David Zaslav Promises a Unified Future for DC: ‘There’s Not Going to Be 4 Batmans’

Michael Keaton’s triumphant return as Batman sure sounds like it’s being scaled back

Robert Pattinson The Batman
Warner Bros.

DC fans should savor Michael Keaton’s return as Batman in the upcoming “The Flash” movie, because it sounds like that could be the beginning and end of his reprisal. Warner Bros. Discovery CEO David Zaslav teased future plans for DC Films on Tuesday under the tutelage of newly installed CEOs James Gunn and Peter Safran, and reading between the lines, it sure sounds like the multiverse is not going to be key going forward.

“I think over the next few years, you’re going to see a lot of growth and opportunity around DC, there’s not going to be four Batmans,” Zaslav said. “And so part of our strategy is drive the hell out of DC, which James and Peter are going to do. I think they’ve thrilled the fans.
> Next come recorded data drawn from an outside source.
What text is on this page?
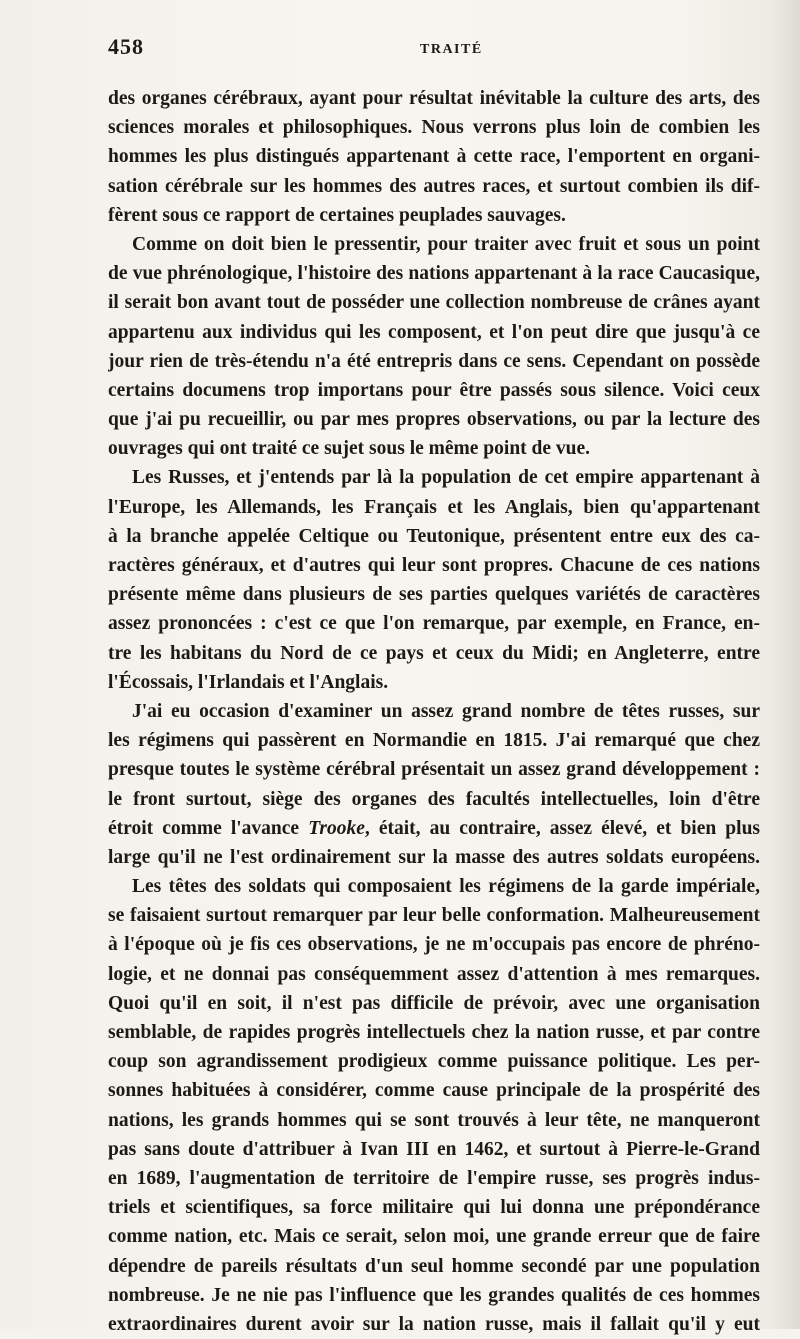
458	TRAITÉ
des organes cérébraux, ayant pour résultat inévitable la culture des arts, des
sciences morales et philosophiques. Nous verrons plus loin de combien les
hommes les plus distingués appartenant à cette race, l'emportent en organi-
sation cérébrale sur les hommes des autres races, et surtout combien ils dif-
fèrent sous ce rapport de certaines peuplades sauvages.
Comme on doit bien le pressentir, pour traiter avec fruit et sous un point
de vue phrénologique, l'histoire des nations appartenant à la race Caucasique,
il serait bon avant tout de posséder une collection nombreuse de crânes ayant
appartenu aux individus qui les composent, et l'on peut dire que jusqu'à ce
jour rien de très-étendu n'a été entrepris dans ce sens. Cependant on possède
certains documens trop importans pour être passés sous silence. Voici ceux
que j'ai pu recueillir, ou par mes propres observations, ou par la lecture des
ouvrages qui ont traité ce sujet sous le même point de vue.
Les Russes, et j'entends par là la population de cet empire appartenant à
l'Europe, les Allemands, les Français et les Anglais, bien qu'appartenant
à la branche appelée Celtique ou Teutonique, présentent entre eux des ca-
ractères généraux, et d'autres qui leur sont propres. Chacune de ces nations
présente même dans plusieurs de ses parties quelques variétés de caractères
assez prononcées : c'est ce que l'on remarque, par exemple, en France, en-
tre les habitans du Nord de ce pays et ceux du Midi; en Angleterre, entre
l'Écossais, l'Irlandais et l'Anglais.
J'ai eu occasion d'examiner un assez grand nombre de têtes russes, sur
les régimens qui passèrent en Normandie en 1815. J'ai remarqué que chez
presque toutes le système cérébral présentait un assez grand développement :
le front surtout, siège des organes des facultés intellectuelles, loin d'être
étroit comme l'avance Trooke, était, au contraire, assez élevé, et bien plus
large qu'il ne l'est ordinairement sur la masse des autres soldats européens.
Les têtes des soldats qui composaient les régimens de la garde impériale,
se faisaient surtout remarquer par leur belle conformation. Malheureusement
à l'époque où je fis ces observations, je ne m'occupais pas encore de phréno-
logie, et ne donnai pas conséquemment assez d'attention à mes remarques.
Quoi qu'il en soit, il n'est pas difficile de prévoir, avec une organisation
semblable, de rapides progrès intellectuels chez la nation russe, et par contre
coup son agrandissement prodigieux comme puissance politique. Les per-
sonnes habituées à considérer, comme cause principale de la prospérité des
nations, les grands hommes qui se sont trouvés à leur tête, ne manqueront
pas sans doute d'attribuer à Ivan III en 1462, et surtout à Pierre-le-Grand
en 1689, l'augmentation de territoire de l'empire russe, ses progrès indus-
triels et scientifiques, sa force militaire qui lui donna une prépondérance
comme nation, etc. Mais ce serait, selon moi, une grande erreur que de faire
dépendre de pareils résultats d'un seul homme secondé par une population
nombreuse. Je ne nie pas l'influence que les grandes qualités de ces hommes
extraordinaires durent avoir sur la nation russe, mais il fallait qu'il y eut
I think they’re going to thrill you over a period of time.”

While at face value the notion of four different Batman actors at the same time would seem silly, that was kind of the direction DC was heading before Gunn and Safran came onboard to steer the ship.
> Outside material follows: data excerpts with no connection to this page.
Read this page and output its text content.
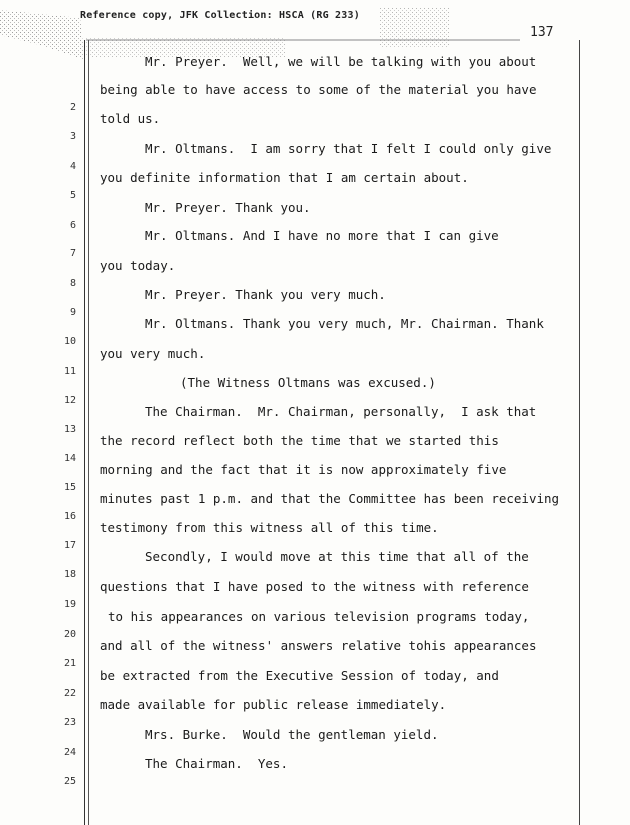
Reference copy, JFK Collection: HSCA (RG 233)
137
Mr. Preyer.  Well, we will be talking with you about
2
being able to have access to some of the material you have
3
told us.
4
Mr. Oltmans.  I am sorry that I felt I could only give
5
you definite information that I am certain about.
6
Mr. Preyer. Thank you.
7
Mr. Oltmans. And I have no more that I can give
8
you today.
9
Mr. Preyer. Thank you very much.
10
Mr. Oltmans. Thank you very much, Mr. Chairman. Thank
11
you very much.
12
(The Witness Oltmans was excused.)
13
The Chairman.  Mr. Chairman, personally,  I ask that
14
the record reflect both the time that we started this
15
morning and the fact that it is now approximately five
16
minutes past 1 p.m. and that the Committee has been receiving
17
testimony from this witness all of this time.
18
Secondly, I would move at this time that all of the
19
questions that I have posed to the witness with reference
20
to his appearances on various television programs today,
21
and all of the witness' answers relative tohis appearances
22
be extracted from the Executive Session of today, and
23
made available for public release immediately.
24
Mrs. Burke.  Would the gentleman yield.
25
The Chairman.  Yes.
Keaton, who starred as Batman in Tim Burton’s two “Batman” films in 1989 and 1992, reprises the character in next year’s “The Flash” when Ezra Miller’s speedster travels to a different universe – the one in which Keaton is still Batman.

Keaton’s role in the current DC slate was originally intended to be larger, as he appeared in the now-scrapped “Batgirl” movie and could have potentially starred in further “Batman” sequels down the road. But Zaslav’s comments on Tuesday paired with the “Batgirl” cancellation seem to signal his desire to simplify the Caped Crusader for audiences.

Ben Affleck’s Batman has a cameo in “Aquaman and the Lost Kingdom,” although rumors have swirled that his cameo replaces a cameo that was intended for Keaton. Affleck also appears in “The Flash” but has signaled that his time at Batman has come to an end, while Robert Pattinson’s Batman franchise is just getting started with a proper sequel greenlit and in the works.

Gunn and Safran, meanwhile, have said that they’re working on a grand eight to 10-year plan for the DC Universe, and it very much sounds like it will more closely resemble the more unified Marvel Cinematic Universe rather than splitting off into multiple realities.

All of this to say, while “The Flash” was seemingly originally intended to open the DC universe up to the multiverse in a way that would allow for multiple Batman franchises to exist at the same time, Zaslav and Co. now seem keen on scaling that back.